While designing your online writing portfolio, here's what to pay attention to.

When in doubt, go simple

Simplicity and concision is the name of the game here. What you don’t want to do is overcrowd your portfolio with long excerpts or excessive images. Most of the time, a simple hyperlinked headline will be enough to intrigue clients and encourage them to click through.

That said, if you’re displaying news articles and columns, feel free to add a header image or a little tagline summarizing the work. For marketing content, it’s also recommended to add a quick sentence or two explaining the project and highlighting its results to impress clients.

If you’re designing your own website, choose a simple theme and color scheme to avoid straining the eye. You also want to minimize the amount of scrolling or clicking (e.g. to the next page on of your list of articles) so as to keep viewers from losing interest.

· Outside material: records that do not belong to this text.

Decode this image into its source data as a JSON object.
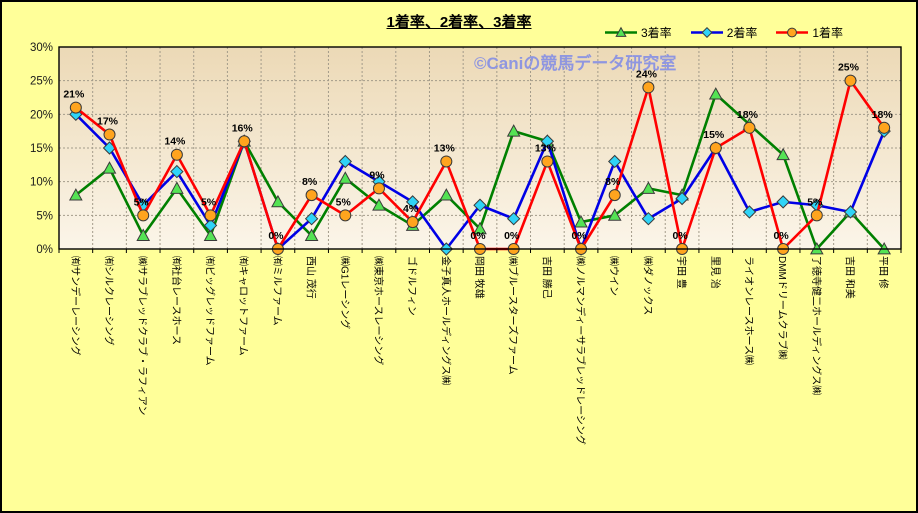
{
  "watermark": "©Caniの競馬データ研究室",
  "colors": {
    "background": "#ffff99",
    "plot_top": "#ecd9b6",
    "plot_bottom": "#fbf5e9",
    "grid": "#a39b8a",
    "axis": "#000000",
    "watermark": "#8f96e0",
    "data_label": "#000000",
    "tick_label": "#1a1a1a"
  },
  "chart_data": {
    "type": "line",
    "title": "1着率、2着率、3着率",
    "categories": [
      "㈲サンデーレーシング",
      "㈲シルクレーシング",
      "㈱サラブレッドクラブ・ラフィアン",
      "㈲社台レースホース",
      "㈲ビッグレッドファーム",
      "㈲キャロットファーム",
      "㈲ミルファーム",
      "西山 茂行",
      "㈱G1レーシング",
      "㈱東京ホースレーシング",
      "ゴドルフィン",
      "金子真人ホールディングス㈱",
      "岡田 牧雄",
      "㈱ブルースターズファーム",
      "吉田 勝己",
      "㈱ノルマンディーサラブレッドレーシング",
      "㈱ウイン",
      "㈱ダノックス",
      "宇田 豊",
      "里見 治",
      "ライオンレースホース㈱",
      "DMMドリームクラブ㈱",
      "了徳寺健二ホールディングス㈱",
      "吉田 和美",
      "平田 修"
    ],
    "series": [
      {
        "name": "3着率",
        "marker": "triangle",
        "line_color": "#008000",
        "marker_fill": "#54e354",
        "values": [
          8,
          12,
          2,
          9,
          2,
          16,
          7,
          2,
          10.5,
          6.5,
          3.5,
          8,
          3,
          17.5,
          16,
          4,
          5,
          9,
          8,
          23,
          18.5,
          14,
          0,
          5.5,
          0
        ]
      },
      {
        "name": "2着率",
        "marker": "diamond",
        "line_color": "#0000e6",
        "marker_fill": "#2fd4f7",
        "values": [
          20,
          15,
          6.5,
          11.5,
          3.5,
          16,
          0,
          4.5,
          13,
          10,
          7,
          0,
          6.5,
          4.5,
          16,
          0,
          13,
          4.5,
          7.5,
          15,
          5.5,
          7,
          6.5,
          5.5,
          17.5
        ]
      },
      {
        "name": "1着率",
        "marker": "circle",
        "line_color": "#ff0000",
        "marker_fill": "#ffa41e",
        "values": [
          21,
          17,
          5,
          14,
          5,
          16,
          0,
          8,
          5,
          9,
          4,
          13,
          0,
          0,
          13,
          0,
          8,
          24,
          0,
          15,
          18,
          0,
          5,
          25,
          18
        ],
        "data_labels": [
          "21%",
          "17%",
          "5%",
          "14%",
          "5%",
          "16%",
          "0%",
          "8%",
          "5%",
          "9%",
          "4%",
          "13%",
          "0%",
          "0%",
          "13%",
          "0%",
          "8%",
          "24%",
          "0%",
          "15%",
          "18%",
          "0%",
          "5%",
          "25%",
          "18%"
        ]
      }
    ],
    "y_ticks": [
      "0%",
      "5%",
      "10%",
      "15%",
      "20%",
      "25%",
      "30%"
    ],
    "ylim": [
      0,
      30
    ],
    "grid": true,
    "legend_position": "top-right"
  }
}
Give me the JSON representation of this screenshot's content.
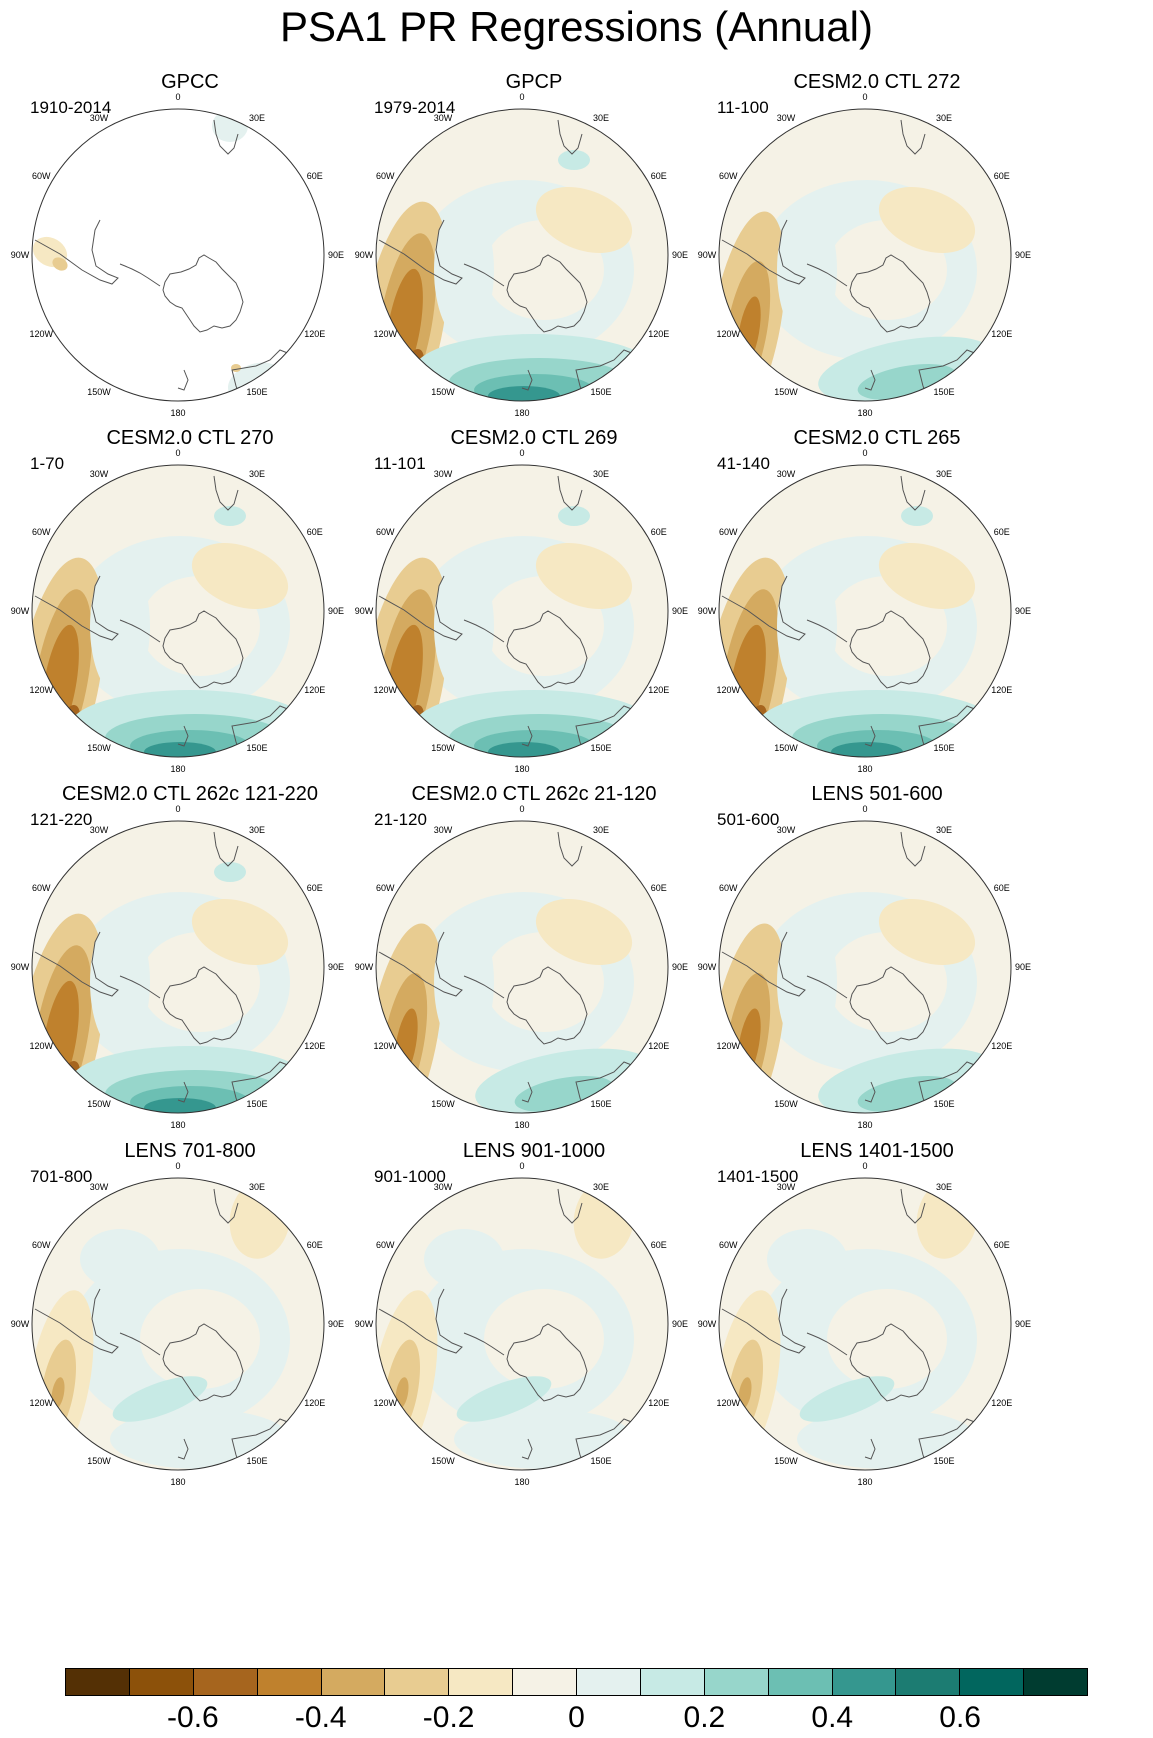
{
  "title": "PSA1 PR Regressions (Annual)",
  "panels": [
    {
      "title": "GPCC",
      "years": "1910-2014"
    },
    {
      "title": "GPCP",
      "years": "1979-2014"
    },
    {
      "title": "CESM2.0 CTL 272",
      "years": "11-100"
    },
    {
      "title": "CESM2.0 CTL 270",
      "years": "1-70"
    },
    {
      "title": "CESM2.0 CTL 269",
      "years": "11-101"
    },
    {
      "title": "CESM2.0 CTL 265",
      "years": "41-140"
    },
    {
      "title": "CESM2.0 CTL 262c 121-220",
      "years": "121-220"
    },
    {
      "title": "CESM2.0 CTL 262c 21-120",
      "years": "21-120"
    },
    {
      "title": "LENS 501-600",
      "years": "501-600"
    },
    {
      "title": "LENS 701-800",
      "years": "701-800"
    },
    {
      "title": "LENS 901-1000",
      "years": "901-1000"
    },
    {
      "title": "LENS 1401-1500",
      "years": "1401-1500"
    }
  ],
  "longitude_labels": [
    "0",
    "30E",
    "60E",
    "90E",
    "120E",
    "150E",
    "180",
    "150W",
    "120W",
    "90W",
    "60W",
    "30W"
  ],
  "colorbar": {
    "colors": [
      "#543005",
      "#8c510a",
      "#a6651e",
      "#bf812d",
      "#d4aa60",
      "#e8cc91",
      "#f6e8c3",
      "#f5f2e6",
      "#e4f1ef",
      "#c7eae5",
      "#97d6cb",
      "#6cbfb3",
      "#35978f",
      "#1c7c72",
      "#01665e",
      "#003c30"
    ],
    "tick_labels": [
      "-0.6",
      "-0.4",
      "-0.2",
      "0",
      "0.2",
      "0.4",
      "0.6"
    ],
    "tick_values": [
      -0.6,
      -0.4,
      -0.2,
      0,
      0.2,
      0.4,
      0.6
    ]
  },
  "chart_data": {
    "type": "heatmap",
    "title": "PSA1 PR Regressions (Annual)",
    "projection": "south polar stereographic",
    "color_levels": [
      -0.7,
      -0.6,
      -0.5,
      -0.4,
      -0.3,
      -0.2,
      -0.1,
      0,
      0.1,
      0.2,
      0.3,
      0.4,
      0.5,
      0.6,
      0.7
    ],
    "colorbar_range": [
      -0.8,
      0.8
    ]
  }
}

Writing Portfolio | Nozlee Samadzadeh's Website
NYT software engineer and part-time writer Nozlee Samadzadeh lets her works speak for themselves with this minimalist design.

Below, we'll share some content you might want to include in your online writing portfolio.

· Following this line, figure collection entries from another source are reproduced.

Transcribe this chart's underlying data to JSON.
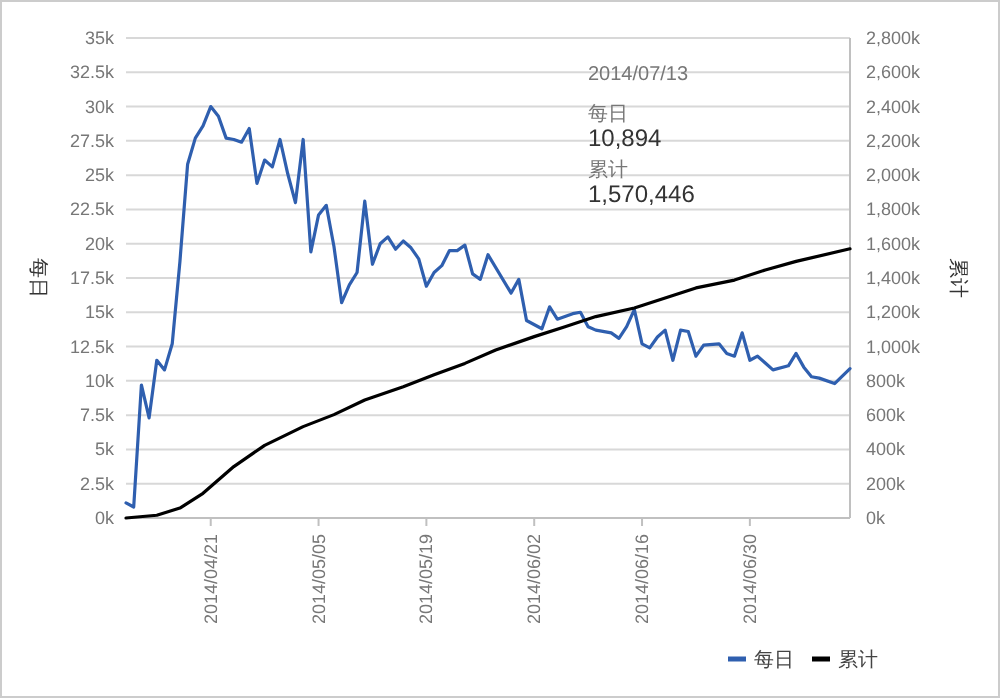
{
  "chart_data": {
    "type": "line",
    "ylabel": "每日",
    "y2label": "累计",
    "xlim": [
      "2014-04-10",
      "2014-07-13"
    ],
    "xticks": [
      {
        "value": "2014-04-21",
        "label": "2014/04/21"
      },
      {
        "value": "2014-05-05",
        "label": "2014/05/05"
      },
      {
        "value": "2014-05-19",
        "label": "2014/05/19"
      },
      {
        "value": "2014-06-02",
        "label": "2014/06/02"
      },
      {
        "value": "2014-06-16",
        "label": "2014/06/16"
      },
      {
        "value": "2014-06-30",
        "label": "2014/06/30"
      }
    ],
    "ylim": [
      0,
      35000
    ],
    "yticks": [
      {
        "value": 0,
        "label": "0k"
      },
      {
        "value": 2500,
        "label": "2.5k"
      },
      {
        "value": 5000,
        "label": "5k"
      },
      {
        "value": 7500,
        "label": "7.5k"
      },
      {
        "value": 10000,
        "label": "10k"
      },
      {
        "value": 12500,
        "label": "12.5k"
      },
      {
        "value": 15000,
        "label": "15k"
      },
      {
        "value": 17500,
        "label": "17.5k"
      },
      {
        "value": 20000,
        "label": "20k"
      },
      {
        "value": 22500,
        "label": "22.5k"
      },
      {
        "value": 25000,
        "label": "25k"
      },
      {
        "value": 27500,
        "label": "27.5k"
      },
      {
        "value": 30000,
        "label": "30k"
      },
      {
        "value": 32500,
        "label": "32.5k"
      },
      {
        "value": 35000,
        "label": "35k"
      }
    ],
    "y2lim": [
      0,
      2800000
    ],
    "y2ticks": [
      {
        "value": 0,
        "label": "0k"
      },
      {
        "value": 200000,
        "label": "200k"
      },
      {
        "value": 400000,
        "label": "400k"
      },
      {
        "value": 600000,
        "label": "600k"
      },
      {
        "value": 800000,
        "label": "800k"
      },
      {
        "value": 1000000,
        "label": "1,000k"
      },
      {
        "value": 1200000,
        "label": "1,200k"
      },
      {
        "value": 1400000,
        "label": "1,400k"
      },
      {
        "value": 1600000,
        "label": "1,600k"
      },
      {
        "value": 1800000,
        "label": "1,800k"
      },
      {
        "value": 2000000,
        "label": "2,000k"
      },
      {
        "value": 2200000,
        "label": "2,200k"
      },
      {
        "value": 2400000,
        "label": "2,400k"
      },
      {
        "value": 2600000,
        "label": "2,600k"
      },
      {
        "value": 2800000,
        "label": "2,800k"
      }
    ],
    "grid": "y",
    "legend": "bottom right",
    "series": [
      {
        "name": "每日",
        "color": "#2f5faf",
        "x": [
          "2014-04-10",
          "2014-04-11",
          "2014-04-12",
          "2014-04-13",
          "2014-04-14",
          "2014-04-15",
          "2014-04-16",
          "2014-04-17",
          "2014-04-18",
          "2014-04-19",
          "2014-04-20",
          "2014-04-21",
          "2014-04-22",
          "2014-04-23",
          "2014-04-24",
          "2014-04-25",
          "2014-04-26",
          "2014-04-27",
          "2014-04-28",
          "2014-04-29",
          "2014-04-30",
          "2014-05-01",
          "2014-05-02",
          "2014-05-03",
          "2014-05-04",
          "2014-05-05",
          "2014-05-06",
          "2014-05-07",
          "2014-05-08",
          "2014-05-09",
          "2014-05-10",
          "2014-05-11",
          "2014-05-12",
          "2014-05-13",
          "2014-05-14",
          "2014-05-15",
          "2014-05-16",
          "2014-05-17",
          "2014-05-18",
          "2014-05-19",
          "2014-05-20",
          "2014-05-21",
          "2014-05-22",
          "2014-05-23",
          "2014-05-24",
          "2014-05-25",
          "2014-05-26",
          "2014-05-27",
          "2014-05-30",
          "2014-05-31",
          "2014-06-01",
          "2014-06-03",
          "2014-06-04",
          "2014-06-05",
          "2014-06-07",
          "2014-06-08",
          "2014-06-09",
          "2014-06-10",
          "2014-06-12",
          "2014-06-13",
          "2014-06-14",
          "2014-06-15",
          "2014-06-16",
          "2014-06-17",
          "2014-06-18",
          "2014-06-19",
          "2014-06-20",
          "2014-06-21",
          "2014-06-22",
          "2014-06-23",
          "2014-06-24",
          "2014-06-26",
          "2014-06-27",
          "2014-06-28",
          "2014-06-29",
          "2014-06-30",
          "2014-07-01",
          "2014-07-02",
          "2014-07-03",
          "2014-07-05",
          "2014-07-06",
          "2014-07-07",
          "2014-07-08",
          "2014-07-09",
          "2014-07-11",
          "2014-07-13"
        ],
        "values": [
          1100,
          800,
          9700,
          7300,
          11500,
          10800,
          12700,
          18700,
          25800,
          27700,
          28600,
          30000,
          29300,
          27700,
          27600,
          27400,
          28400,
          24400,
          26100,
          25600,
          27600,
          25100,
          23000,
          27600,
          19400,
          22100,
          22800,
          19800,
          15700,
          17000,
          17900,
          23100,
          18500,
          20000,
          20500,
          19600,
          20200,
          19700,
          18900,
          16900,
          17900,
          18400,
          19500,
          19500,
          19900,
          17800,
          17400,
          19200,
          16400,
          17400,
          14400,
          13800,
          15400,
          14500,
          14900,
          15000,
          13950,
          13700,
          13500,
          13100,
          13950,
          15200,
          12700,
          12400,
          13200,
          13700,
          11500,
          13700,
          13600,
          11800,
          12600,
          12700,
          12000,
          11800,
          13500,
          11500,
          11800,
          11300,
          10800,
          11100,
          12000,
          11000,
          10300,
          10200,
          9800,
          10894
        ]
      },
      {
        "name": "累计",
        "color": "#000000",
        "axis": "y2",
        "x": [
          "2014-04-10",
          "2014-04-14",
          "2014-04-17",
          "2014-04-20",
          "2014-04-24",
          "2014-04-28",
          "2014-05-03",
          "2014-05-07",
          "2014-05-11",
          "2014-05-16",
          "2014-05-20",
          "2014-05-24",
          "2014-05-28",
          "2014-06-02",
          "2014-06-06",
          "2014-06-10",
          "2014-06-15",
          "2014-06-19",
          "2014-06-23",
          "2014-06-28",
          "2014-07-02",
          "2014-07-06",
          "2014-07-13"
        ],
        "values": [
          0,
          16000,
          58000,
          144000,
          300000,
          424000,
          533000,
          603000,
          688000,
          766000,
          836000,
          902000,
          980000,
          1058000,
          1116000,
          1175000,
          1225000,
          1283000,
          1342000,
          1388000,
          1447000,
          1497000,
          1570446
        ]
      }
    ],
    "annotations": [
      "2014/07/13",
      "每日",
      "10,894",
      "累计",
      "1,570,446"
    ]
  }
}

Save space for a little bio

When creating a writing portfolio on a hosting platform, don’t skip out on the bio. This is your chance to introduce your voice, your profession (that’s right, assert yourself!), and your credentials. While potential clients won’t want to know all about your journey as a writer, they will want to know that there really is a person behind everything. After all, you are going to become collaborators — or partners, if you may!

Add a call to action (CTA)

This point is crucial for website builders. For a bit of marketing lingo, as to build your portfolio is to conduct content marketing, CTA is short for “call to action,” meaning something that prompts viewers to act immediately on your marketing message. In a portfolio for writers, the CTA is usually a “Contact me” button.

Note that portfolio hosts will usually include a section for contact details at the top of your portfolio page, but that this “Contact me” component is not a given when you’re creating a site from scratch. Remember to add it to your portfolio (possibly one on the top of the page and one at the bottom).

Alice Sullivan, a ghostwriter at Reedsy, really make use of call to action on her website.

Writing Portfolio | CTA Top of Alice Sullivan's Website
Alice includes a CTA at the top of her portfolio of books...
Writing Portfolio | CTA Bottom of Alice Sullivan's Website
... and one at the bottom, too.

Add social proof

Another thing to include in your writer website are testimonials or customer reviews. For writers, there's nothing more impressive than saying that you've written award-winning articles, or that you've helped certain well-known authors ghostwrite their book. Of course, the latter comes with the issue of whether you get ghostwriting credit or not.

Nonetheless, it's good to ask clients to leave a review once your collaboration is completed so that you can add it to your writer website.

Step 5: Update your writing portfolio regularly

And voila! Upon completing the previous step, you’re basically done everything needed to build your portfolio. But as you develop your career and write more, you will have new samples and articles that better represent your skills and work style. Naturally, you’ll want to switch out the old articles for newer, better ones so that your portfolio is up-to-date and fresh for clients. You may even want to maintain a constant schedule of blog posts, if you want to strengthen your online presence.

On top of that, online links often change — or articles might be removed altogether. You don’t want your clients to find dead or incorrect links on your portfolio, so going through and checking them every few months is a must.

Other than that, just remember to share your portfolio on social profiles and LinkedIn, and you’re golden. Building an online writing portfolio may seem like a bothersome task, but just follow these five easy steps, you’ll have a quality profile that potential clients can’t overlook in no time.